Gift Tax in The United States - Tax Deductibility For Gifts

Tax Deductibility For Gifts

Pursuant to 26 U.S.C. § 102(a), property acquired by gift, bequest, devise, or inheritance is not included in gross income and thus a taxpayer does not have to include the value of the property when filing an income tax return. Although many items might appear to be gift, courts have held the most critical factor is the transferor's intent. Bogardus v. Commissioner, 302 U.S. 34, 43, 58 S.Ct. 61, 65, 82 L.Ed. 32. (1937). The transferor must demonstrate a "detached and disinterested generosity" when giving the gift to actually exclude the value of the gift from the taxpayer's gross income. Commissioner of Internal Revenue v.
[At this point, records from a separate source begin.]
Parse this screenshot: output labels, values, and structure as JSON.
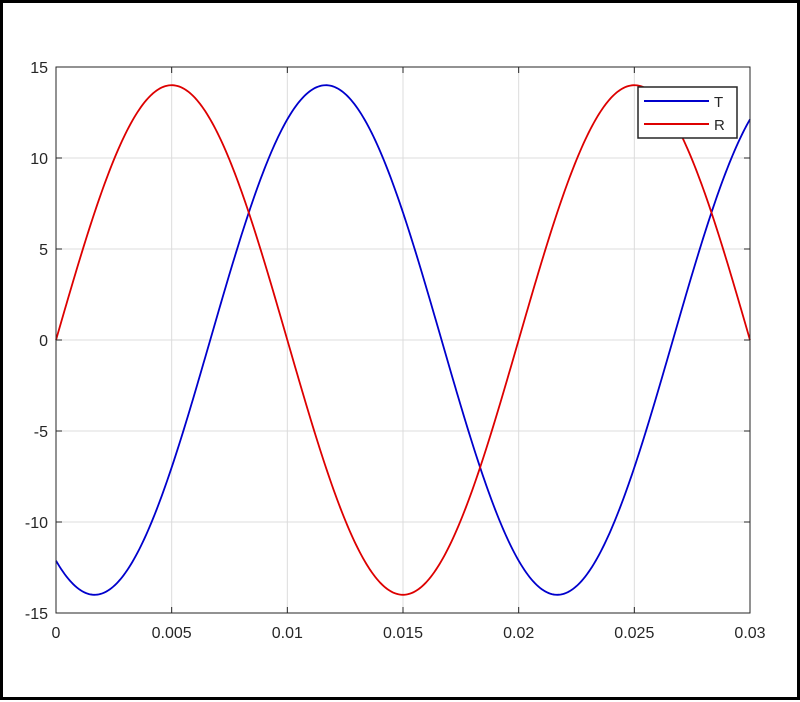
{
  "chart_data": {
    "type": "line",
    "title": "",
    "xlabel": "",
    "ylabel": "",
    "xlim": [
      0,
      0.03
    ],
    "ylim": [
      -15,
      15
    ],
    "xticks": [
      0,
      0.005,
      0.01,
      0.015,
      0.02,
      0.025,
      0.03
    ],
    "xtick_labels": [
      "0",
      "0.005",
      "0.01",
      "0.015",
      "0.02",
      "0.025",
      "0.03"
    ],
    "yticks": [
      15,
      10,
      5,
      0,
      -5,
      -10,
      -15
    ],
    "ytick_labels": [
      "15",
      "10",
      "5",
      "0",
      "-5",
      "-10",
      "-15"
    ],
    "grid": true,
    "legend_position": "top-right",
    "series": [
      {
        "name": "T",
        "color": "#0000cc",
        "function": "14*sin(100*pi*x - pi*2/3)",
        "amplitude": 14,
        "frequency_hz": 50,
        "phase_deg": -120
      },
      {
        "name": "R",
        "color": "#dd0000",
        "function": "14*sin(100*pi*x)",
        "amplitude": 14,
        "frequency_hz": 50,
        "phase_deg": 0
      }
    ]
  }
}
LoBue, 352 U.S. 243, 246, 76 S.Ct. 800, 803, 100 L.Ed. 1142 (1956). Unfortunately, the court's articulation of what exactly satisfies a "detached and disinterested generosity" leaves much to be desired.
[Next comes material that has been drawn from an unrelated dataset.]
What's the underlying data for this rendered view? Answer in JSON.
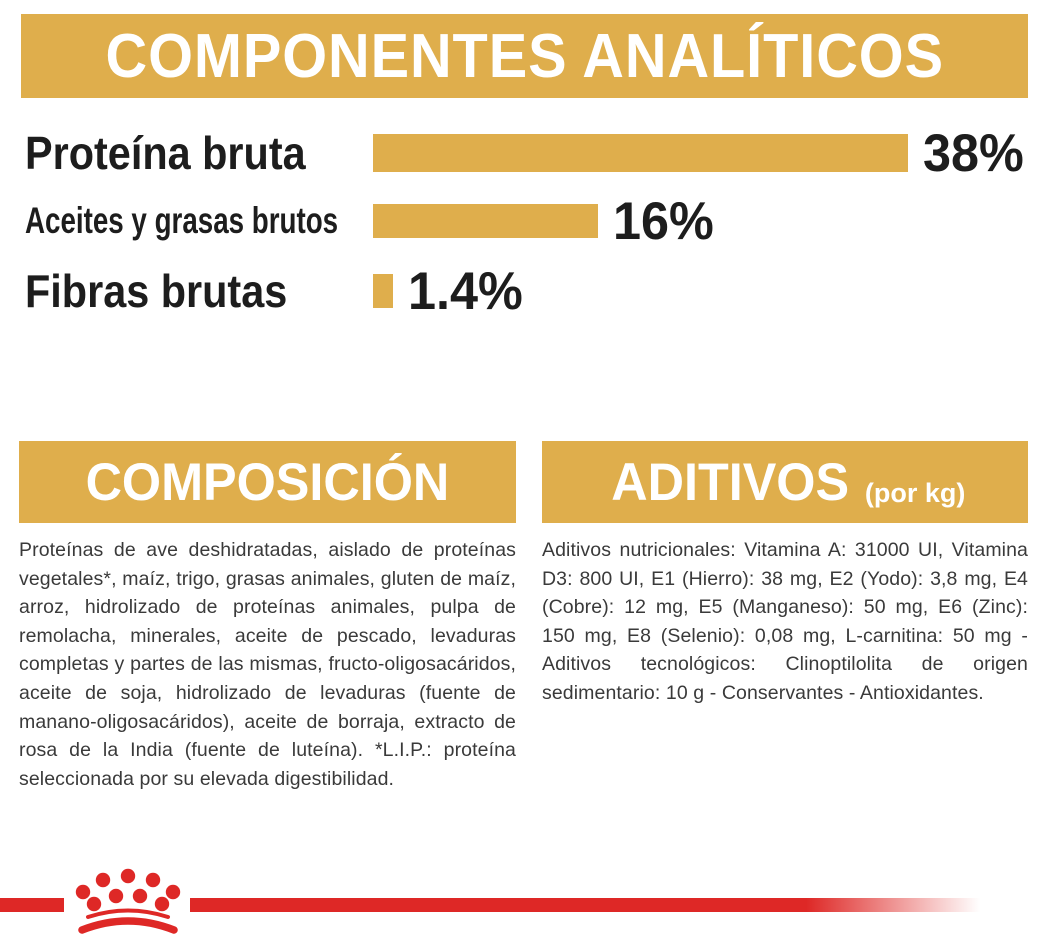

Some situations are clearer, however.

  1. "Gifts" received at promotional events are not excluded from taxation:

For example, Oprah's seemingly good deed of giving new cars to her audience does not satisfy this definition because of Oprah's interest in the promotional value that this event causes for her television show.

  1. "Gifts" received from employers that benefit employees are not excluded from taxation:

26 U.S.C. § 102(c) clearly states employers cannot exclude as a gift anything transferred to an employee that benefits the employee. Consequently, an employer cannot gift an employee's salary to avoid taxation.
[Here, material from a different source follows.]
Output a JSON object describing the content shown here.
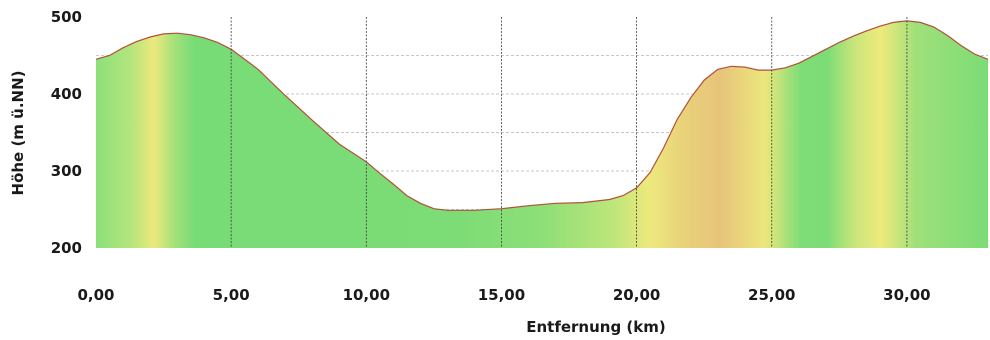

In addition, policy reasons for the gift exclusion from gross income are unclear. It is said no justification exists. It is also said the exclusion is for administrative reasons, both for taxpayers and for the IRS. Without the exclusion taxpayers would have to keep track of all their gifts, including nominal ones, during the year, and this would create additional oversight problems for the IRS.